Tubarão raríssimo encontrado no litoral do Rio de Janeiro
Em julho deste ano Salvatore Siciliano, Bruno Rennó e eu fizemos uma incrível e inesperada descoberta zoológica. Encontramos um exemplar com mais de cinco metros de comprimento do raríssimo tubarão Megachasma pelagios (popularmente conhecido como tubarão-de-boca-grande, em português, e Megamouth, em inglês) encalhado nas areias de uma das praias que monitoramos regularmente na costa centro-norte do Estado do RIo de Janeiro para o estudo de aves, quelônio e mamíferos marinhos.
A decoberta foi primeiramente divulgada na edição de setembro da revista de divulgação científica Ciência Hoje, abaixo segue o texto do artigo na íntegra e duas fotos do tubarão.
BIOLOGIA MARINHA: Um dos mais raros tubarões do mundo é encontrado na costa brasileira
Gigante dos mares em areias fluminenses
Em 9 de julho último, um macho adulto de Megachasma pelagios – raríssimo tubarão descrito pela primeira vez nos anos 80 – foi encontrado encalhado e recém-morto na Praia Grande, em Arraial do Cabo (RJ), pelo pesquisadores brasileiros que assinam esse artigo. O espécime representa o 43º exemplar de M. pelagios conhecido no mundo e apenas o terceiro registrado no oceano Atlântico. Um animal jovem havia sido capturado na costa de São Paulo em 1995 e outro achado no mesmo ano em Dakar, Senegal.
A descoberta foi feita durante um dos monitoramentos regulares de praia conduzidos pelo Projeto Aves, Quelônios e Mamíferos Marinhos da Bacia de Campos, realizado pela Escola Nacional de Saúde Pública, da Fiocruz, dentro do Projeto Habitats – Heterogeneidade Ambiental da Bacia de Campos, coordenado pelo Centro de Pesquisas (Cenpes) da Petrobras.
Com 5,39 m de comprimento, o exemplar APARENTA ter morrido por causas naturais, uma vez que não foram encontradas marcas que pudessem ser atribuídas à captura em redes ou à colisão com embarcação a motor. A necropsia mostrou que o estômago do tubarão estava completamente vazio, o que pode indicar que ele não vinha se alimentando há algum tempo.
Figura 1: Exemplar de Megachasma pelagios encalhado na Praia Grande, em Arraial do Cabo (RJ), em julho de 2009. Foto Bruno Rennó / Projeto Aves, Quelônios e Mamíferos Marinhos da Bacia de Campos.
Uma descoberta ao acaso
O primeiro Megachasma pelagios foi descrito em 1983. A descoberta aconteceu totalmente ao acaso, envolvendo um exemplar que se prendeu acidentalmente em uma âncora de um navio da marinha norte-americana ao largo de Oahu, Havaí, em 1976. Ao ser examinado por especialistas, revelou que não se tratava apenas de uma nova espécie, mas também de um novo gênero e família de tubarão, mais tarde denominada Megachasmidae. Foi considerada uma das descobertas zoológicas mais fantásticas do século 20, rivalizando até com o celacanto, conhecido como ‘fóssIL vivo’.

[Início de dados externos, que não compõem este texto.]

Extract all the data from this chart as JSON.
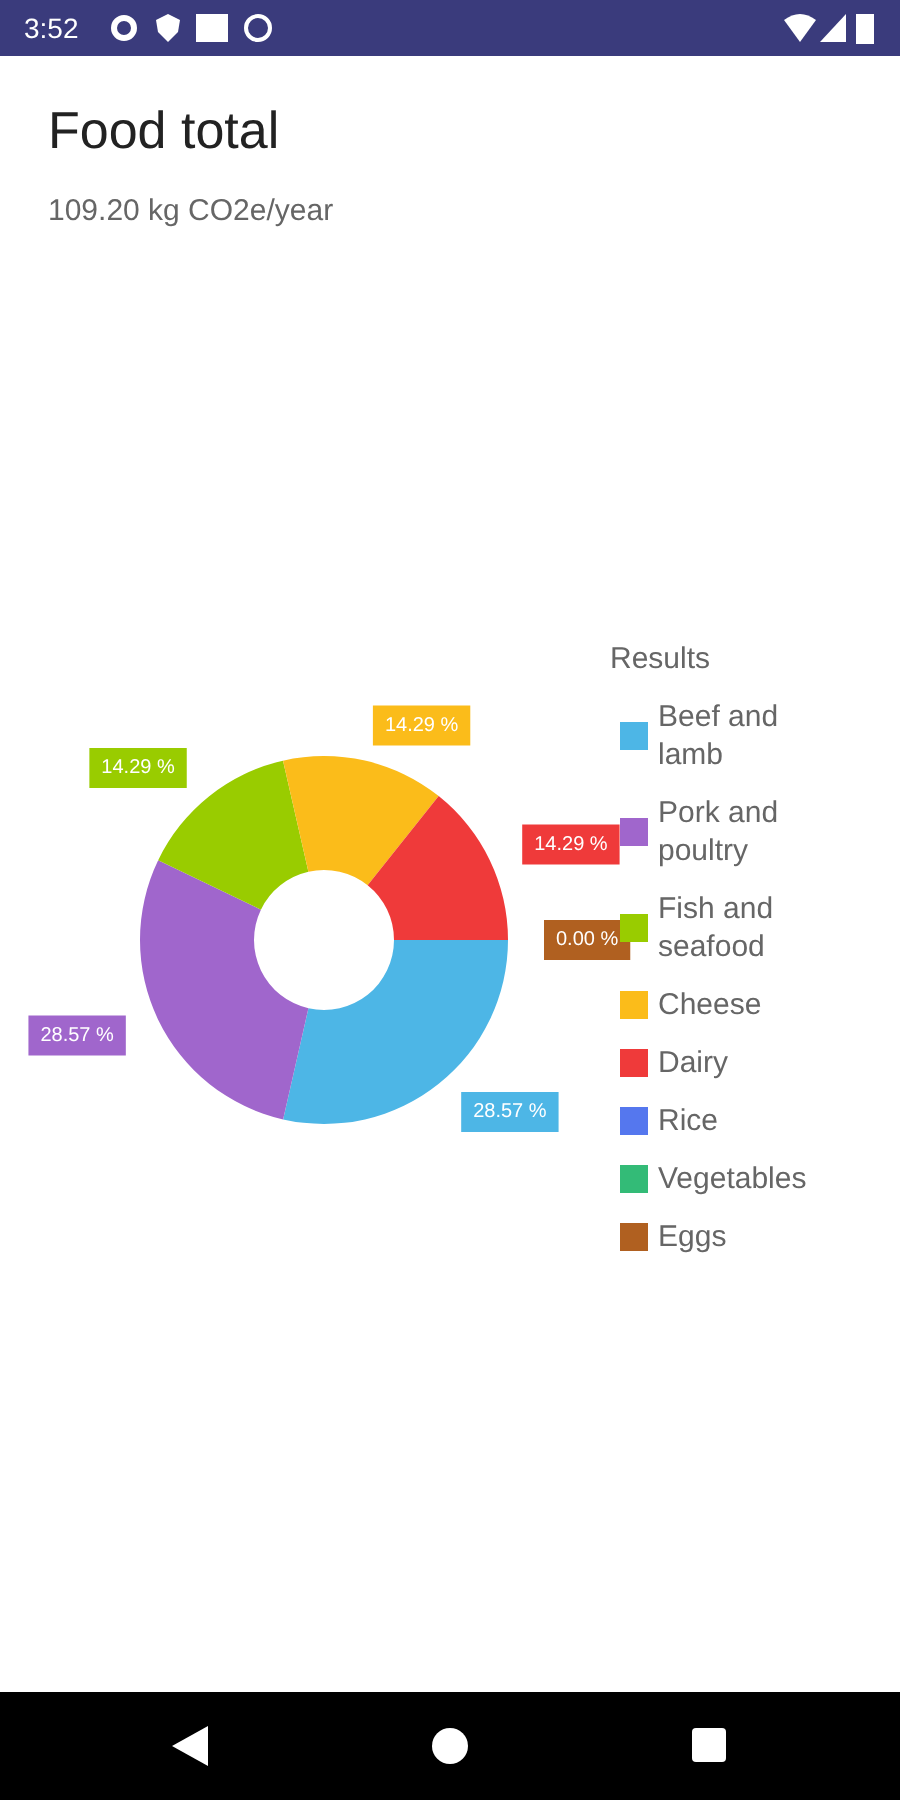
{
  "chart_data": {
    "type": "donut",
    "title": "Food total",
    "subtitle": "109.20 kg CO2e/year",
    "legend_title": "Results",
    "legend": "right",
    "categories": [
      "Beef and lamb",
      "Pork and poultry",
      "Fish and seafood",
      "Cheese",
      "Dairy",
      "Rice",
      "Vegetables",
      "Eggs"
    ],
    "values": [
      28.57,
      28.57,
      14.29,
      14.29,
      14.29,
      0,
      0,
      0
    ],
    "value_labels": [
      "28.57 %",
      "28.57 %",
      "14.29 %",
      "14.29 %",
      "14.29 %",
      null,
      null,
      "0.00 %"
    ],
    "colors": [
      "#4db6e6",
      "#a066cc",
      "#99cc00",
      "#fbbc1a",
      "#ef3a3a",
      "#5577ee",
      "#33bb77",
      "#b06020"
    ],
    "annotations": [
      "3:52"
    ]
  }
}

O nome do gênero é composto por um prefixo grego (mega = grande) e um sufixo latino (chasma = cavidade); pelagios vem do latim e significa ‘oceânico, do mar’. Considerado extremamente raro, cada registro do também chamado tubarão-de-boca-grande é documentado em detalhe e passa a integrar um catálogo internacional.
O Megachasma pelagios poder ser considerado um gigante dos mares, chegando a medir mais de 5,5 m de comprimento e passar de 1 tonelada, Megachasma pelagios tem uma aparência bizarra, o que o torna facilmente distinguível de qualquer outro tubarão. Como o seu nome bem diz, sua boca é extremamente grande, coberta por mais de 50 fileiras de pequenios dentes pontiagudos e curvados para trás, das quais apenas três são funcionais. Além disso, a nadadeira dorsal elativamente pequena e a cauda com o lobo superior bastante alongado contribuem para dar um aspecto desproporcional ao animal, o que o torna facilmente distinguível de qualquer outro tubarão.
Diferente de qualquer outra espécie de elasmobrânquio e curiosamente semelhante às grandes baleias, como a jubarte (Megaptera novaeangliae), a estratégia de busca por alimento do tubarão-de-boca-grande envolve o engolfamento de zooplâncton. Ao se alimentar, o animal engolfa grande quantidade de água na cavidade bucofaringeal enquanto nada ativamente com a boca aberta. Para suportar esse volume de água e as presas nela contidas, a pele dos lados ventrais e laterais da boca, que é muito elástica, é distendida. Posteriormente, a boca se fecha, a água é expelida pelas guelras e o alimento, engolido. Dada a sua dependência por zooplâncton, o Megachasma pelagios realiza deslocamentos verticais diários na coluna da água acompanhando suas presas, podendo atingir até 180 m de profundidade.
Figura 2: Detalhe da cabeça do exemplar de Megachasma pelagios encalhado na Praia Grande,
em Arraial do Cabo (RJ), mostrando a boca extremamente grande do animal. Foto Bruno Rennó / Projeto
Aves, Quelônios e Mamíferos Marinhos da Bacia de Campos.
Entre os mais raros do mundo
Passados 25 anos de sua descoberta, o Megachasma pelagios é ainda hoje considerado um dos tubarões mais raros do mundo. No total, somando-se os espécimes capturados, encontrados encalhados em praias e observados no mar, eram conhecidos até o momento 42 registros da espécie espalhados pelas zonas tropicais e subtropicais dos três oceanos. A maior parte dos espécimes encontrados concentra-se no Pacífico, seguido pelo Índico; no Atlântico, apenas dois exemplares haviam sido reportados.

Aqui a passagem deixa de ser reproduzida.